Le Sédécias de Malapert apparaît comme un héros
malheureux et abandonné, conscient de sa faute et perclus de
remords, suscitant davantage la pitié que la réprobation.
Sur le plan formel, l’auteur s’est largement inspiré des auteurs
classiques, tout particulièrement de Sénèque et
de son Thyeste, en moindre mesure d’Homère et Virgile.

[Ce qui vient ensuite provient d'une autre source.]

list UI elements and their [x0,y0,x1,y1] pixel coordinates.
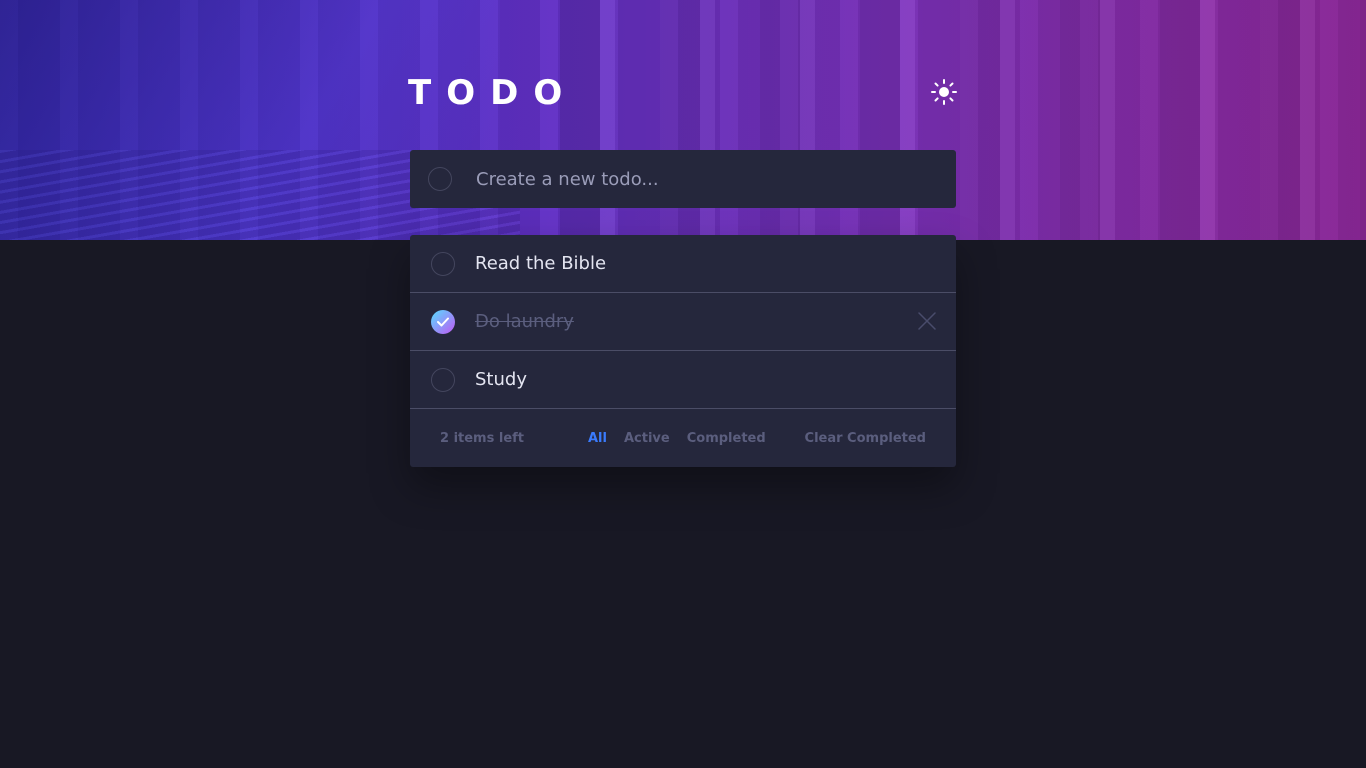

Comment juger aujourd’hui de la qualité intrinsèque de
l’écrit, au lyrisme baroque malaisé à apprécier
? " Pour louer ou critiquer Malapert d’un seul coup, nous
dirons que sa Tragédie a été faite pour être
représentée dans un Collège et par des Elèves ".
L’avis de l’élève de Burbure, circonspect s’il en est,
nous semble approprié. L’ambition de Malapert ne fut pas de composer
un chef-d’œuvre destiné à un large public, mais une pièce,
à la forme équilibrée et au contenu édifiant,
adaptée à des adolescents. Cela n’empêcha pas la
tragédie de connaître un certain succès dans les
années qui suivirent sa parution. Elle se trouve ainsi éditée
à six reprises en moins de dix ans. Le collège de Mons,
observons-le au passage, acheta dès mars 1616 quatre exemplaires
des Poemata, ce qui tend à prouver le maintien de relations
entre l’écrivain et sa ville natale. Quelle fut, sur les planches,
la postérité de la tragédie ? Il s’avère
vraiment difficile de l’établir. Au terme de quelques prospections,
nous avons recensé 35 représentations portant le titre,
littéral ou apparenté, de Sedecias. Cet inventaire,
apparemment prolifique, n’a pas grande signification car la quasi-totalité
des titres répertoriés ne comprend aucune mention d’auteur.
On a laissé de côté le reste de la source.